I talked earlier about our evolution away from vegetarianism, but then I started thinking and I didn't want to leave you guys thinking that I totally despise the vegetarian way of life.
To start my ode to vegetarianism I must start back to my wedding. The Hubby and I started our married life together an decided that waiting a year before trying for a baby was the best course of action. So I'm sure you can imagine our dismay when we discovered that, oops! I was pregnant four months after nuptials.
At first we were very mad with God. We were being careful and this is what he saddled with us! The nerve. So we prayed. And prayed. And then we were excited. We were going to have a baby! Our little family was wrapped in happiness.
I lost the baby at just a few weeks. And then we were mad at God again. Why give us a baby, force us to accept it, and then take it? It made no sense! But we agreed that since we were ready to have that baby with joy then we were ready to start earnestly trying for our children.

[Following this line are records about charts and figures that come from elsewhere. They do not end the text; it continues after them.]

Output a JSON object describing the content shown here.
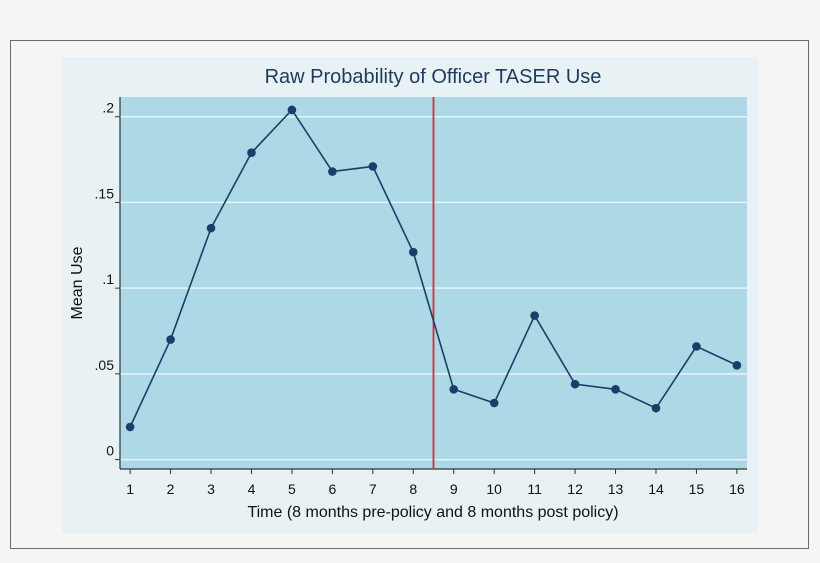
{
  "chart_data": {
    "type": "line",
    "title": "Raw Probability of Officer TASER Use",
    "xlabel": "Time (8 months pre-policy and 8 months post policy)",
    "ylabel": "Mean Use",
    "x": [
      1,
      2,
      3,
      4,
      5,
      6,
      7,
      8,
      9,
      10,
      11,
      12,
      13,
      14,
      15,
      16
    ],
    "values": [
      0.019,
      0.07,
      0.135,
      0.179,
      0.204,
      0.168,
      0.171,
      0.121,
      0.041,
      0.033,
      0.084,
      0.044,
      0.041,
      0.03,
      0.066,
      0.055
    ],
    "xlim": [
      0.75,
      16.25
    ],
    "ylim": [
      -0.0055,
      0.2115
    ],
    "xticks": [
      "1",
      "2",
      "3",
      "4",
      "5",
      "6",
      "7",
      "8",
      "9",
      "10",
      "11",
      "12",
      "13",
      "14",
      "15",
      "16"
    ],
    "yticks": [
      {
        "value": 0,
        "label": "0"
      },
      {
        "value": 0.05,
        "label": ".05"
      },
      {
        "value": 0.1,
        "label": ".1"
      },
      {
        "value": 0.15,
        "label": ".15"
      },
      {
        "value": 0.2,
        "label": ".2"
      }
    ],
    "vline": {
      "x": 8.5,
      "color": "#c8323a"
    },
    "grid": true,
    "colors": {
      "plot_bg": "#add8e6",
      "outer_bg": "#e8f2f5",
      "line": "#1a3f66",
      "grid": "#e8f4f8"
    }
  }
}
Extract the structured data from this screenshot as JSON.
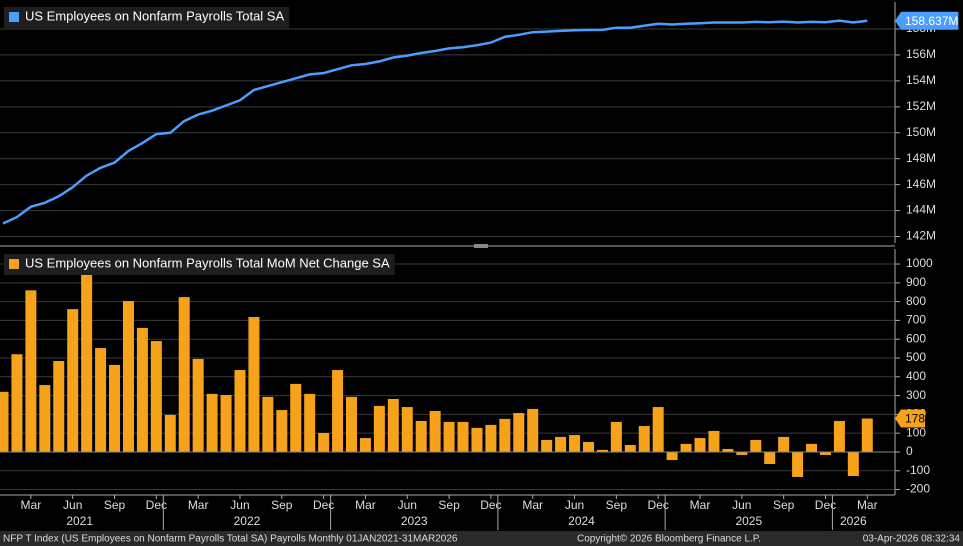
{
  "chart_data": [
    {
      "type": "line",
      "legend": "US Employees on Nonfarm Payrolls Total SA",
      "color": "#4a9eff",
      "last_value_label": "158.637M",
      "values": [
        143.0,
        143.5,
        144.3,
        144.6,
        145.1,
        145.8,
        146.7,
        147.3,
        147.7,
        148.6,
        149.2,
        149.9,
        150.0,
        150.9,
        151.4,
        151.7,
        152.1,
        152.5,
        153.3,
        153.6,
        153.9,
        154.2,
        154.5,
        154.6,
        154.9,
        155.2,
        155.3,
        155.5,
        155.8,
        155.95,
        156.15,
        156.3,
        156.5,
        156.6,
        156.75,
        156.95,
        157.4,
        157.55,
        157.75,
        157.8,
        157.85,
        157.9,
        157.92,
        157.93,
        158.1,
        158.1,
        158.25,
        158.4,
        158.35,
        158.4,
        158.45,
        158.5,
        158.5,
        158.5,
        158.55,
        158.52,
        158.57,
        158.5,
        158.55,
        158.52,
        158.65,
        158.5,
        158.637
      ],
      "ylim": [
        141.5,
        159.85
      ],
      "yticks": [
        {
          "value": 142,
          "label": "142M"
        },
        {
          "value": 144,
          "label": "144M"
        },
        {
          "value": 146,
          "label": "146M"
        },
        {
          "value": 148,
          "label": "148M"
        },
        {
          "value": 150,
          "label": "150M"
        },
        {
          "value": 152,
          "label": "152M"
        },
        {
          "value": 154,
          "label": "154M"
        },
        {
          "value": 156,
          "label": "156M"
        },
        {
          "value": 158,
          "label": "158M"
        }
      ],
      "grid": true
    },
    {
      "type": "bar",
      "legend": "US Employees on Nonfarm Payrolls Total MoM Net Change SA",
      "color": "#f7a21b",
      "categories": [
        null,
        null,
        "Mar",
        null,
        null,
        "Jun",
        null,
        null,
        "Sep",
        null,
        null,
        "Dec",
        null,
        null,
        "Mar",
        null,
        null,
        "Jun",
        null,
        null,
        "Sep",
        null,
        null,
        "Dec",
        null,
        null,
        "Mar",
        null,
        null,
        "Jun",
        null,
        null,
        "Sep",
        null,
        null,
        "Dec",
        null,
        null,
        "Mar",
        null,
        null,
        "Jun",
        null,
        null,
        "Sep",
        null,
        null,
        "Dec",
        null,
        null,
        "Mar",
        null,
        null,
        "Jun",
        null,
        null,
        "Sep",
        null,
        null,
        "Dec",
        null,
        null,
        "Mar"
      ],
      "years": [
        "2021",
        "2022",
        "2023",
        "2024",
        "2025",
        "2026"
      ],
      "values": [
        320,
        520,
        860,
        356,
        484,
        760,
        950,
        553,
        463,
        803,
        660,
        590,
        197,
        824,
        495,
        309,
        303,
        436,
        718,
        293,
        223,
        362,
        309,
        101,
        436,
        293,
        74,
        245,
        282,
        239,
        165,
        218,
        160,
        160,
        128,
        144,
        176,
        207,
        229,
        64,
        80,
        90,
        53,
        11,
        160,
        37,
        138,
        239,
        -43,
        43,
        74,
        112,
        16,
        -16,
        64,
        -64,
        80,
        -133,
        43,
        -16,
        165,
        -128,
        178
      ],
      "ylim": [
        -229,
        1064
      ],
      "yticks": [
        -200,
        -100,
        0,
        100,
        200,
        300,
        400,
        500,
        600,
        700,
        800,
        900,
        1000
      ],
      "grid": true
    }
  ],
  "footer": {
    "source": "NFP T Index (US Employees on Nonfarm Payrolls Total SA) Payrolls Monthly 01JAN2021-31MAR2026",
    "copyright": "Copyright© 2026 Bloomberg Finance L.P.",
    "timestamp": "03-Apr-2026 08:32:34"
  }
}
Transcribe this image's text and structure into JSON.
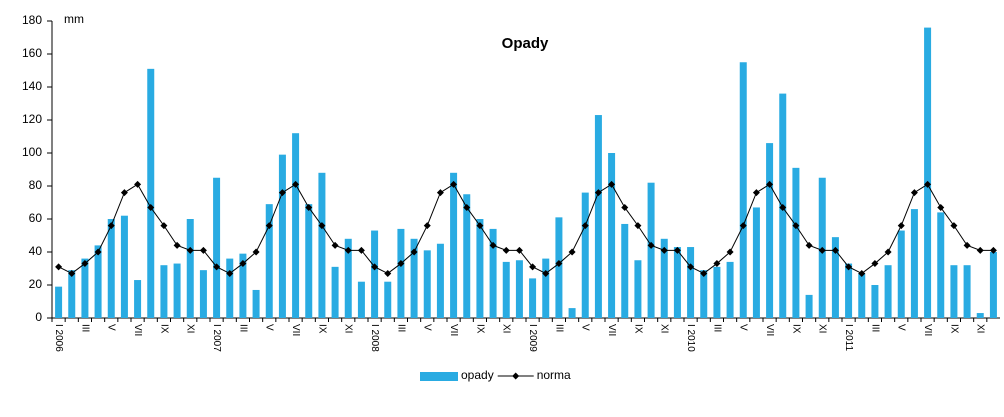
{
  "chart_data": {
    "type": "bar_line",
    "title": "Opady",
    "y_label": "mm",
    "categories": [
      "I 2006",
      null,
      "III",
      null,
      "V",
      null,
      "VII",
      null,
      "IX",
      null,
      "XI",
      null,
      "I 2007",
      null,
      "III",
      null,
      "V",
      null,
      "VII",
      null,
      "IX",
      null,
      "XI",
      null,
      "I 2008",
      null,
      "III",
      null,
      "V",
      null,
      "VII",
      null,
      "IX",
      null,
      "XI",
      null,
      "I 2009",
      null,
      "III",
      null,
      "V",
      null,
      "VII",
      null,
      "IX",
      null,
      "XI",
      null,
      "I 2010",
      null,
      "III",
      null,
      "V",
      null,
      "VII",
      null,
      "IX",
      null,
      "XI",
      null,
      "I 2011",
      null,
      "III",
      null,
      "V",
      null,
      "VII",
      null,
      "IX",
      null,
      "XI",
      null
    ],
    "series": [
      {
        "name": "opady",
        "type": "bar",
        "color": "#29abe2",
        "values": [
          19,
          29,
          36,
          44,
          60,
          62,
          23,
          151,
          32,
          33,
          60,
          29,
          85,
          36,
          39,
          17,
          69,
          99,
          112,
          69,
          88,
          31,
          48,
          22,
          53,
          22,
          54,
          48,
          41,
          45,
          88,
          75,
          60,
          54,
          34,
          35,
          24,
          36,
          61,
          6,
          76,
          123,
          100,
          57,
          35,
          82,
          48,
          43,
          43,
          29,
          31,
          34,
          155,
          67,
          106,
          136,
          91,
          14,
          85,
          49,
          33,
          27,
          20,
          32,
          53,
          66,
          176,
          64,
          32,
          32,
          3,
          40
        ]
      },
      {
        "name": "norma",
        "type": "line",
        "color": "#000000",
        "values": [
          31,
          27,
          33,
          40,
          56,
          76,
          81,
          67,
          56,
          44,
          41,
          41,
          31,
          27,
          33,
          40,
          56,
          76,
          81,
          67,
          56,
          44,
          41,
          41,
          31,
          27,
          33,
          40,
          56,
          76,
          81,
          67,
          56,
          44,
          41,
          41,
          31,
          27,
          33,
          40,
          56,
          76,
          81,
          67,
          56,
          44,
          41,
          41,
          31,
          27,
          33,
          40,
          56,
          76,
          81,
          67,
          56,
          44,
          41,
          41,
          31,
          27,
          33,
          40,
          56,
          76,
          81,
          67,
          56,
          44,
          41,
          41
        ]
      }
    ],
    "ylim": [
      0,
      180
    ],
    "yticks": [
      0,
      20,
      40,
      60,
      80,
      100,
      120,
      140,
      160,
      180
    ],
    "grid": false,
    "legend": "bottom"
  }
}
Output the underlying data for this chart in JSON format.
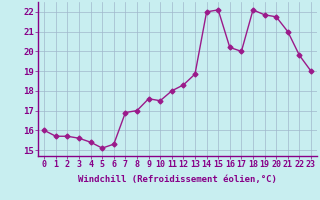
{
  "x": [
    0,
    1,
    2,
    3,
    4,
    5,
    6,
    7,
    8,
    9,
    10,
    11,
    12,
    13,
    14,
    15,
    16,
    17,
    18,
    19,
    20,
    21,
    22,
    23
  ],
  "y": [
    16.0,
    15.7,
    15.7,
    15.6,
    15.4,
    15.1,
    15.3,
    16.9,
    17.0,
    17.6,
    17.5,
    18.0,
    18.3,
    18.85,
    22.0,
    22.1,
    20.2,
    20.0,
    22.1,
    21.85,
    21.75,
    21.0,
    19.8,
    19.0
  ],
  "line_color": "#9b1a8a",
  "marker": "D",
  "markersize": 2.5,
  "linewidth": 1.0,
  "xlim": [
    -0.5,
    23.5
  ],
  "ylim": [
    14.7,
    22.5
  ],
  "yticks": [
    15,
    16,
    17,
    18,
    19,
    20,
    21,
    22
  ],
  "xtick_labels": [
    "0",
    "1",
    "2",
    "3",
    "4",
    "5",
    "6",
    "7",
    "8",
    "9",
    "10",
    "11",
    "12",
    "13",
    "14",
    "15",
    "16",
    "17",
    "18",
    "19",
    "20",
    "21",
    "22",
    "23"
  ],
  "xlabel": "Windchill (Refroidissement éolien,°C)",
  "background_color": "#c8eef0",
  "grid_color": "#a0b8cc",
  "tick_color": "#880088",
  "label_color": "#880088",
  "axis_fontsize": 6.5
}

So we tried. And tried. And lost another sweet child. And still we kept at it. For nearly two years. It was a crazy time. Now I don't feel the anxiety about it, because, hello, I have kids now. But I remember feeling like I was never going to have biological children. We made plans to save money for adoption. We discussed the option of invitro fertilization. And so much spontaneity was sucked out of our marriage because we were trying for just the right time to make everything work. It was exhausting.
Totally unrelated to the babymaking The Hubby and I went on a quick herbal cleanse. We also went nearly vegan to help The Hubby with his cholesterol.
Within two months I was pregnant, and that was BuggaBoo. I really feel that my body was so junked up with stuff that I needed to do the cleanse and then eat a clean diet to prepare myself to carry a baby. My family has a history of hormonal disturbances, the most prominent is my mother has polycystic ovarian syndrome, or PCOS. I have many of the same symptoms. I feel that getting off CAFO meats and diary helped to control the amount of hormones in my body leading to successful ovulation and implantation. Fabulous!
So to the best of my knowledge and feelings, if I had not gone vegetarian I would not have my children.
I have other, less important reasons to be grateful. So let's touch on them rapidly.
I can now bake without eggs or milk or butter. This is great when I want to whip something up and only have pantry supplies.
My cooking experience increased. I can now think beyond meat/potato/vegetable or casseroles. Yum!
I was introduced to a deeper realm of natural living which led to my research on midwifery. This in turn led to my wonderful experiences with the prenatal care and birth of my children.
Vegetarianism is still a large part of my life and I don't think that will ever change. I'm not really the carnivorous type, although I do enjoy some meat binges. And eating plants is very satisfying. I am thankful for the experience I've had with being vegetarian and vegan, I've learned a lot and grew some more.